Yes, our palpation skills in finding “dysfunction” have been shown invalid. I’m still putting my hands on people. In palpating a C6 … I suspect you and I would agree that there are clear beautifully moving joints, and clear jammed-up joints, and perhaps the major discussion lies in the gradient between obvious pathology and perfection. I don’t treat patients based off some magic palpation, or talk to them in a way that suggests poor joint mechanics, and I do not speak in a manner that links pain to anatomy in the pathoanatomical sense… but does that set me up to miss an opportunity to help them? (again, pre-injury) I don’t want to take this knowledge (of pain not being a 1:1 ratio to biomechanical damage) and ruin my position to help someone… if I can. In that I can. What do you do knowing that perhaps if you taught 1-2 simple movements, that person may avoid some future problem? Nociception may not be needed for pain, but it plays a role, a physical role, and we are physical therapists. Again, I struggle with what to do about this conflict.

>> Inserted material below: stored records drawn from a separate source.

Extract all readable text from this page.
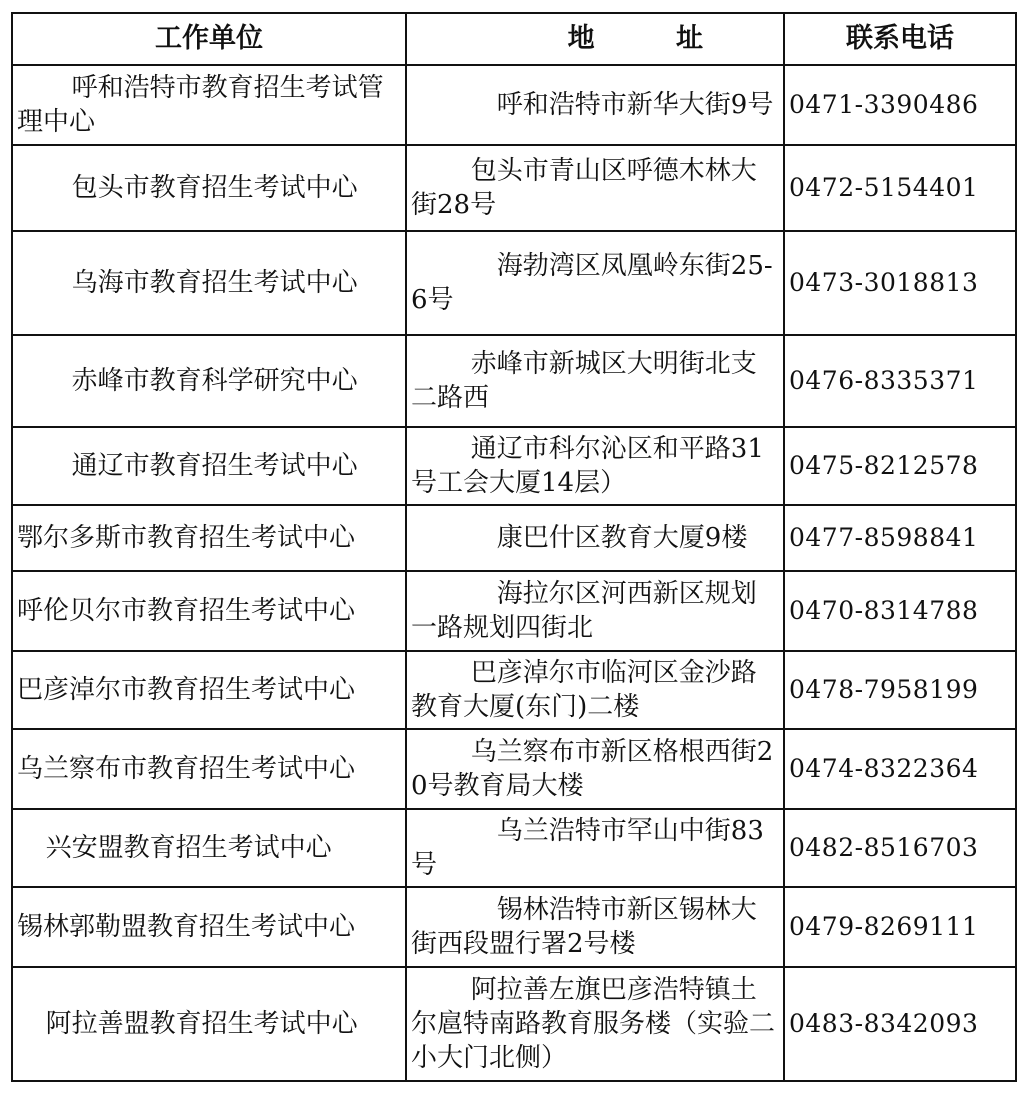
工作单位	地 址	联系电话
呼和浩特市教育招生考试管理中心	呼和浩特市新华大街9号	0471-3390486
包头市教育招生考试中心	包头市青山区呼德木林大街28号	0472-5154401
乌海市教育招生考试中心	海勃湾区凤凰岭东街25-6号	0473-3018813
赤峰市教育科学研究中心	赤峰市新城区大明街北支二路西	0476-8335371
通辽市教育招生考试中心	通辽市科尔沁区和平路31号工会大厦14层）	0475-8212578
鄂尔多斯市教育招生考试中心	康巴什区教育大厦9楼	0477-8598841
呼伦贝尔市教育招生考试中心	海拉尔区河西新区规划一路规划四街北	0470-8314788
巴彦淖尔市教育招生考试中心	巴彦淖尔市临河区金沙路教育大厦(东门)二楼	0478-7958199
乌兰察布市教育招生考试中心	乌兰察布市新区格根西街20号教育局大楼	0474-8322364
兴安盟教育招生考试中心	乌兰浩特市罕山中街83号	0482-8516703
锡林郭勒盟教育招生考试中心	锡林浩特市新区锡林大街西段盟行署2号楼	0479-8269111
阿拉善盟教育招生考试中心	阿拉善左旗巴彦浩特镇土尔扈特南路教育服务楼（实验二小大门北侧）	0483-8342093
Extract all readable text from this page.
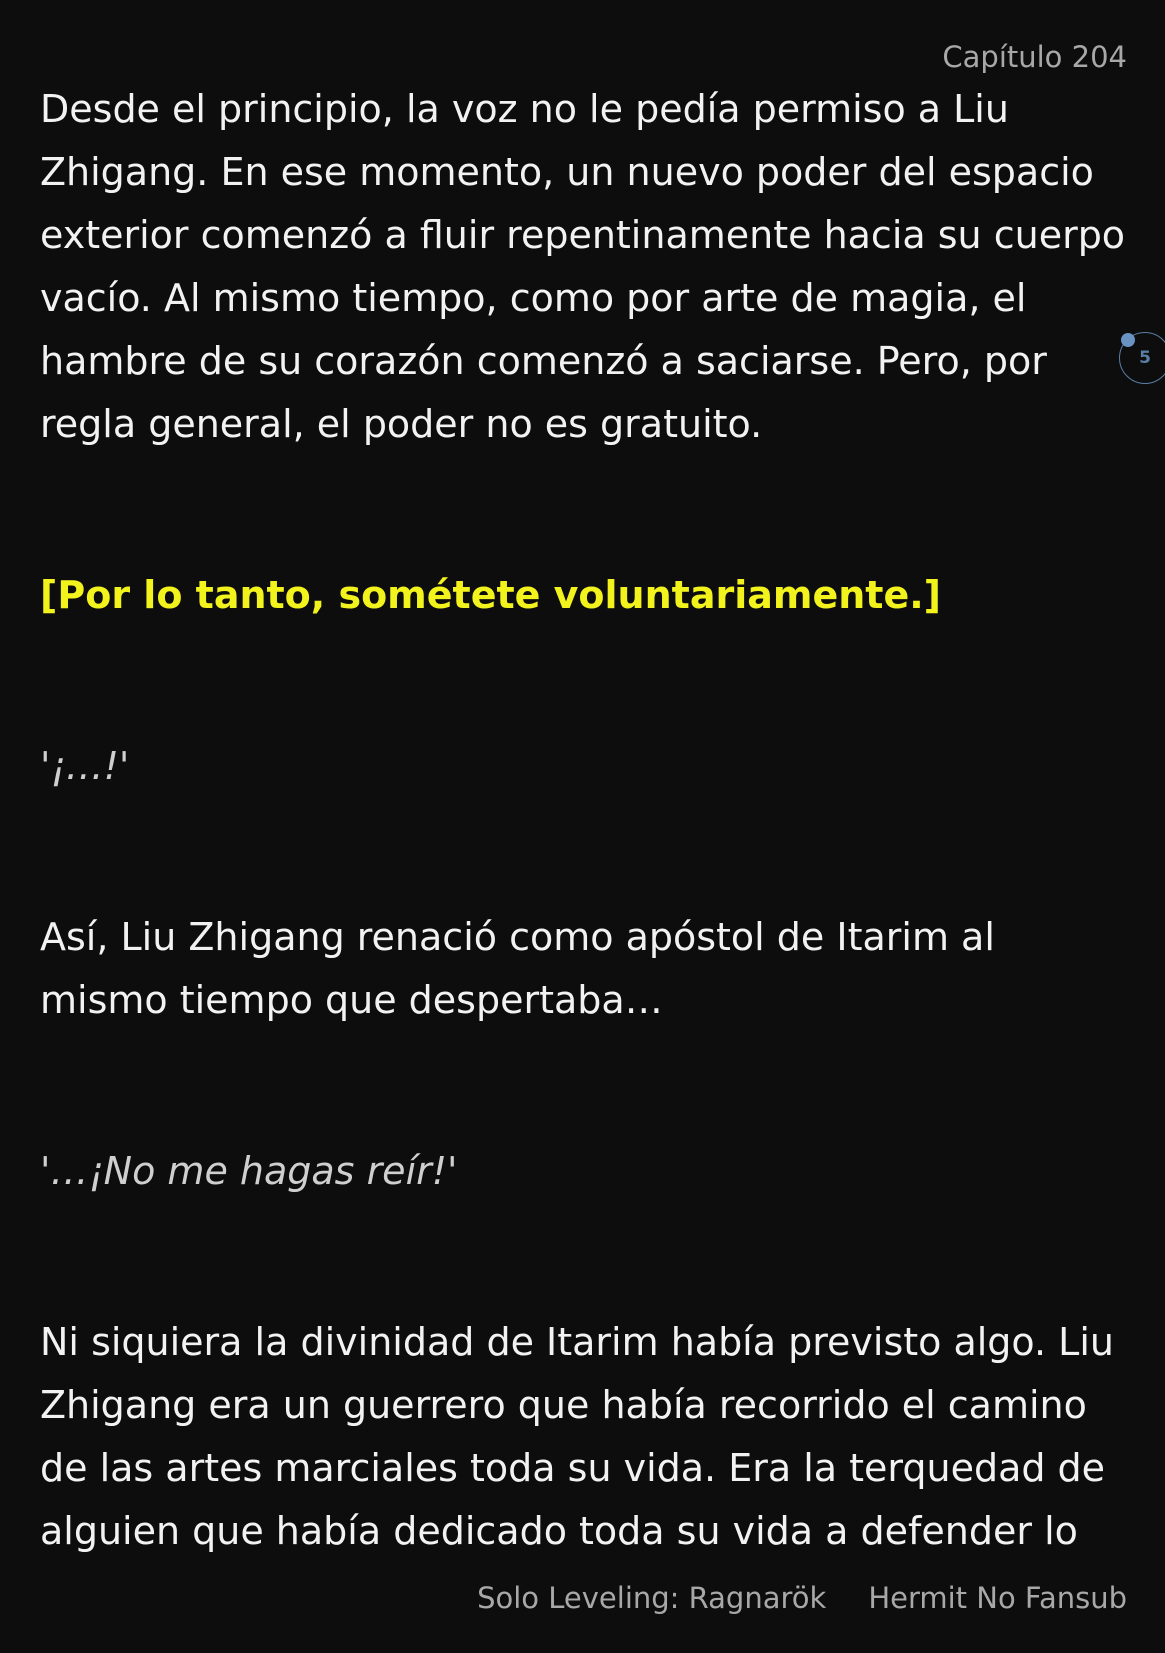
Capítulo 204

Desde el principio, la voz no le pedía permiso a Liu Zhigang. En ese momento, un nuevo poder del espacio exterior comenzó a fluir repentinamente hacia su cuerpo vacío. Al mismo tiempo, como por arte de magia, el hambre de su corazón comenzó a saciarse. Pero, por regla general, el poder no es gratuito.

[Por lo tanto, sométete voluntariamente.]

'¡…!'

Así, Liu Zhigang renació como apóstol de Itarim al mismo tiempo que despertaba…

'…¡No me hagas reír!'

Ni siquiera la divinidad de Itarim había previsto algo. Liu Zhigang era un guerrero que había recorrido el camino de las artes marciales toda su vida. Era la terquedad de alguien que había dedicado toda su vida a defender lo

5
Solo Leveling: Ragnarök Hermit No Fansub
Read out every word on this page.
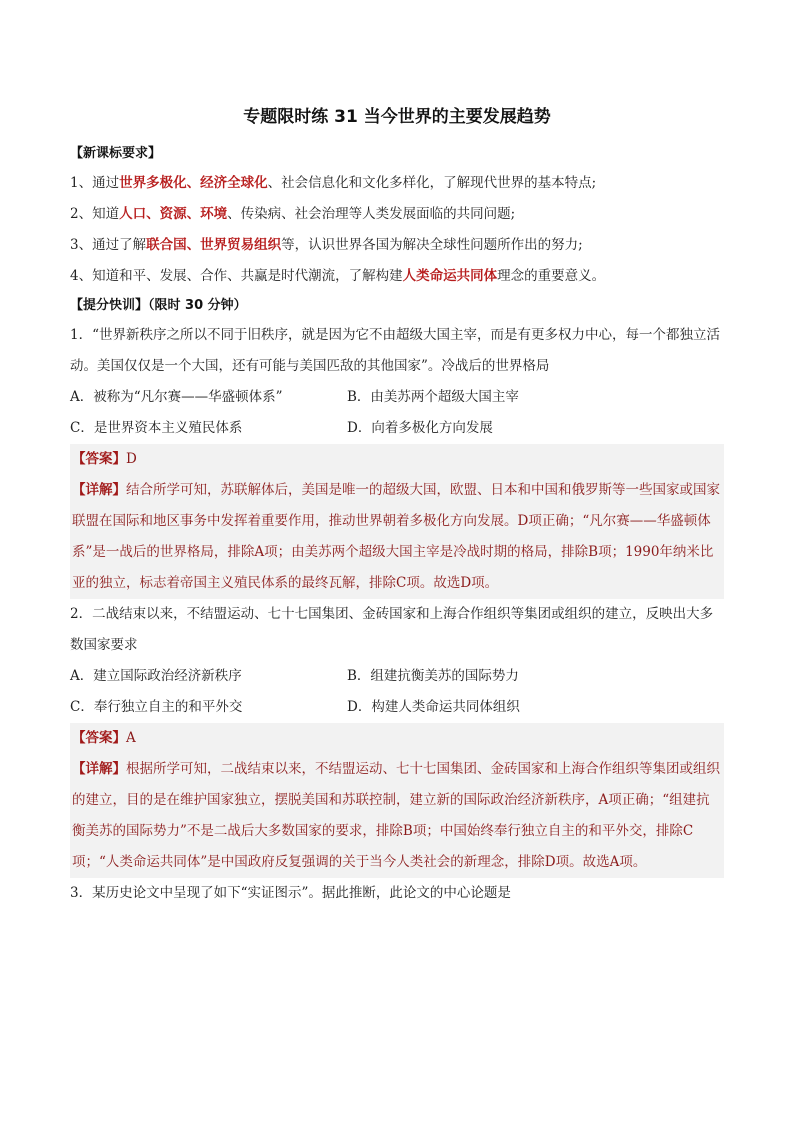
专题限时练 31 当今世界的主要发展趋势
【新课标要求】
1、通过世界多极化、经济全球化、社会信息化和文化多样化，了解现代世界的基本特点;
2、知道人口、资源、环境、传染病、社会治理等人类发展面临的共同问题;
3、通过了解联合国、世界贸易组织等，认识世界各国为解决全球性问题所作出的努力;
4、知道和平、发展、合作、共赢是时代潮流，了解构建人类命运共同体理念的重要意义。
【提分快训】（限时 30 分钟）
1．“世界新秩序之所以不同于旧秩序，就是因为它不由超级大国主宰，而是有更多权力中心，每一个都独立活动。美国仅仅是一个大国，还有可能与美国匹敌的其他国家”。冷战后的世界格局
A．被称为“凡尔赛——华盛顿体系”	B．由美苏两个超级大国主宰
C．是世界资本主义殖民体系	D．向着多极化方向发展
【答案】D
【详解】结合所学可知，苏联解体后，美国是唯一的超级大国，欧盟、日本和中国和俄罗斯等一些国家或国家联盟在国际和地区事务中发挥着重要作用，推动世界朝着多极化方向发展。D项正确；“凡尔赛——华盛顿体系”是一战后的世界格局，排除A项；由美苏两个超级大国主宰是冷战时期的格局，排除B项；1990年纳米比亚的独立，标志着帝国主义殖民体系的最终瓦解，排除C项。故选D项。
2．二战结束以来，不结盟运动、七十七国集团、金砖国家和上海合作组织等集团或组织的建立，反映出大多数国家要求
A．建立国际政治经济新秩序	B．组建抗衡美苏的国际势力
C．奉行独立自主的和平外交	D．构建人类命运共同体组织
【答案】A
【详解】根据所学可知，二战结束以来，不结盟运动、七十七国集团、金砖国家和上海合作组织等集团或组织的建立，目的是在维护国家独立，摆脱美国和苏联控制，建立新的国际政治经济新秩序，A项正确；“组建抗衡美苏的国际势力”不是二战后大多数国家的要求，排除B项；中国始终奉行独立自主的和平外交，排除C项；“人类命运共同体”是中国政府反复强调的关于当今人类社会的新理念，排除D项。故选A项。
3．某历史论文中呈现了如下“实证图示”。据此推断，此论文的中心论题是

As for the risk factors and posture? Yes. I mean all of that. We know that sleep, social skills, life, etc, are factors in current and future status. These are not stand-alone causes, but factors. The patient may not know this. I wish to share any modifiable behavior that I could that could positively impact their life. I think that makes sense, at least to me.
Movement dysfunctions? I have no idea what that means, hence the “.” marks. I do know that many PTs go after this sort of thing, in an attempt to improve the movement of people. As I say, that’s not my style. I know physics and biomechanics certainly affect performance and forces applied to joints, tissues, etc. So in that context, yes, one could be coached to move in an efficient manner based off their structure, motor control, strength, ROM, etc. I think you are completely correct in you comments about avoiding providing nocebo to normal. I worry that this knowledge, or this bias, will stop me from seeing an area to work on. Again, I think at this point we (all of us?) know there is no ideal movement, there is a wide variety of great movement choices for a person+task+environment. So how do we help here? (perhaps your answer is, “who says we should?”)
I actually agree with all of your statements. That is the problem. I also agree our professionals are the movement experts and are in a place to help people reach their functional goals (as broad as that is). That is the problem.
PT as a reactive position: “It hurts when I move my shoulder.” they say. Ok, I can help you with that.
As a pro-active position, knowing what we know (now), can we say “I know a thing or two about shoulders. Can I show you some motions to reduce risk factors in having an injury?” Can we say that and still be in line with science? I want to say yes, and I want to say no. You outline the “no,” and if it is “yes” then what do we look for? Well, we look for clear asymmetries and imbalances, but those may not be important and may be normal… so, can we help?